Magie en noir et blanc

Reveler

 

Le cadran porte deux aiguilles. Pourtant, ce n’est pas une montre. D’ailleurs, une seule aiguille bouge. De plus, elle tourne dans le mauvais sens. Qui a défini le sens des aiguilles de nos montres ?

L’aiguille est partie du six, un chiffre qui n’est pas à sa place habituelle, mais je vous l’ai dit, ce n’est pas d’une montre qu’il s’agit.

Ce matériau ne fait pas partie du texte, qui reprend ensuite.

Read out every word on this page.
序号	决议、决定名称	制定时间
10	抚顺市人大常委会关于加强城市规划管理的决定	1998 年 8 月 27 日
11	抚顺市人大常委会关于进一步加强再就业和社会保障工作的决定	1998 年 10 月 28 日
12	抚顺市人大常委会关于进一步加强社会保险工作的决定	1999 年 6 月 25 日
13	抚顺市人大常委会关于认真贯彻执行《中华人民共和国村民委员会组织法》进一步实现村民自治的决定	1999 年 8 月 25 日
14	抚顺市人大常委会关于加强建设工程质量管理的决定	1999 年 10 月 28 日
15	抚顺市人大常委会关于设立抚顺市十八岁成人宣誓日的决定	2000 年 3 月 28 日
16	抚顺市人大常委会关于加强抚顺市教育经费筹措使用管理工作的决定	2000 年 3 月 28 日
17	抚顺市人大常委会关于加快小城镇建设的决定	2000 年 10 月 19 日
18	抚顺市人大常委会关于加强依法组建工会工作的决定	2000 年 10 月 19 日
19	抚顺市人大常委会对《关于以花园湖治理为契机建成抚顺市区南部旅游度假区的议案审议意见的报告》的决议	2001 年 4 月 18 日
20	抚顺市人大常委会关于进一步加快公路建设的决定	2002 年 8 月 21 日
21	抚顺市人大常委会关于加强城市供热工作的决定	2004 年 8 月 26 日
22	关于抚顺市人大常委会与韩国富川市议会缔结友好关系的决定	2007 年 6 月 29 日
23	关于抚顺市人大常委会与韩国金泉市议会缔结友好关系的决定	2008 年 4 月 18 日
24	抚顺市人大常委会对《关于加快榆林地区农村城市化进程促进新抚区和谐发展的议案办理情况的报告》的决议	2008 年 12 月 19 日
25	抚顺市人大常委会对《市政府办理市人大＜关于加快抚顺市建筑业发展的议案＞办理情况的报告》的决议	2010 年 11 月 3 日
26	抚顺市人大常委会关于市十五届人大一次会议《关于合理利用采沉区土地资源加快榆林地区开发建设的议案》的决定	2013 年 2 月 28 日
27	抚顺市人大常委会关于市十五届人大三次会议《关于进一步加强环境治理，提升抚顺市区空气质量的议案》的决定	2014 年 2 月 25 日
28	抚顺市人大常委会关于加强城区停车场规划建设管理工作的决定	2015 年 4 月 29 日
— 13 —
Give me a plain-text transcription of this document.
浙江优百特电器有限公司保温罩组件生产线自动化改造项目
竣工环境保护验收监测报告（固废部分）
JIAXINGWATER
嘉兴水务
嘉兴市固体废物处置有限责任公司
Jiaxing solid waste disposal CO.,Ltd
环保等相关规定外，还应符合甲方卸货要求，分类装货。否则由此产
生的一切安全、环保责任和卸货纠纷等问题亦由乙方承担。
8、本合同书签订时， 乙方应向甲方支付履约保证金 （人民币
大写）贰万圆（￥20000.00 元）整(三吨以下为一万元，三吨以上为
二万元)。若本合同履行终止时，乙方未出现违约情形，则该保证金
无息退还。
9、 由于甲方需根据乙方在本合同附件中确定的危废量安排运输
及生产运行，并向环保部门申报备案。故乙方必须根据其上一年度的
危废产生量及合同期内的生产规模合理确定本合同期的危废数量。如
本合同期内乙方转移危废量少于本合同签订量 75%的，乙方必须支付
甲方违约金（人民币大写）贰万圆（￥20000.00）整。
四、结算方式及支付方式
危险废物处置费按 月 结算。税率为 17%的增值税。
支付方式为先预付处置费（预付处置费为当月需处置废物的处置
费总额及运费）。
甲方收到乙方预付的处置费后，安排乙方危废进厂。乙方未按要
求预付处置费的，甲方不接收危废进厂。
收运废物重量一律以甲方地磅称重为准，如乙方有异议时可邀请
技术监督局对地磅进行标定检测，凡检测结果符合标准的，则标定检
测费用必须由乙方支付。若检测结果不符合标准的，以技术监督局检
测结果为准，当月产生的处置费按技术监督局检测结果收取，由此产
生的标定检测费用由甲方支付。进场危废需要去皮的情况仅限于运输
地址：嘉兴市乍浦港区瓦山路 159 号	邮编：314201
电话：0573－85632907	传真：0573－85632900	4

L’aiguille avance donc à reculons. La machine fait entendre un léger ronronnement. Quand l’aiguille mobile arrive sur le zéro, on perçoit un déclic. La lumière s’éteint. L’image disparaît.

Alors l’homme saisit le papier et, dans la pénombre de son laboratoire, il trempe la feuille dans le révélateur. Il travaille avec des gestes précis, professionnels. Il agite doucement le papier, un peu comme on berce un enfant, pas trop fort, non, juste comme il convient de le faire.

Alors pour la énième fois, la magie s’opère. L’image apparaît.

Ce sont tout d’abord quelques traces de-ci de-là. Puis les traces grandissent, se rejoignent. L’image se forme de plus en plus distinctement. Voici un visage, avec ses yeux noirs, sa bouche aux lèvres veloutées, ses cheveux d’un blond clair. Ce sont les cheveux que l’homme surveille attentivement. Il faut à tout prix qu’ils soient aussi beaux, aussi soyeux que ceux du modèle. Mal exposée, la photographie tournerait au gris sombre. C’est dans le dosage de la lumière que réside tout le secret.

Il avait fallu des années entières pour atteindre la perfection. Maintenant ses mains savent. L’homme n’a plus besoin de réfléchir. Ce sont ses mains qui centralisent le savoir.

Quand l’image ressemble au rêve, l’homme la retire délicatement du révélateur,  il la plonge dans le bain d’arrêt, puis dans le fixateur.

Il pourrait allumer la lumière blanche, sans aucun risque. Il pourrait aussi saisir une autre feuille de papier, changer de négatif, recommencer.

Non ! Il ferme les yeux, comme pour voir mieux l’image fugitive qui a traversé sa pensée.

Il avait vu les visages de ses amis, les visages de tous ceux qui constituent sa vie. Oui, il a compris que finalement la Vie n’est qu’un immense laboratoire.

On ne peut développer que ce qui existe déjà au paravent.

Image latente comme disent les photographes.

Image cachée, image potentielle, prête à se former à condition de rencontrer le bon produit, au bon moment.

Image révélée. Image qui prend une forme. Image qui existe vraiment. Image qui passe du rêve à la réalité.

Oui, révéler, faire apparaître, donner une vie.

Révéler, être le révélateur, celui qui donne vie, celui qui permet à l’Autre de se trouver, d’être vraiment lui-même.

Être le révélateur ?

Est-ce une forme du bonheur ?

 

Le compte pose, compagnon de centaines d'heures dans la pénombre des laboratoires.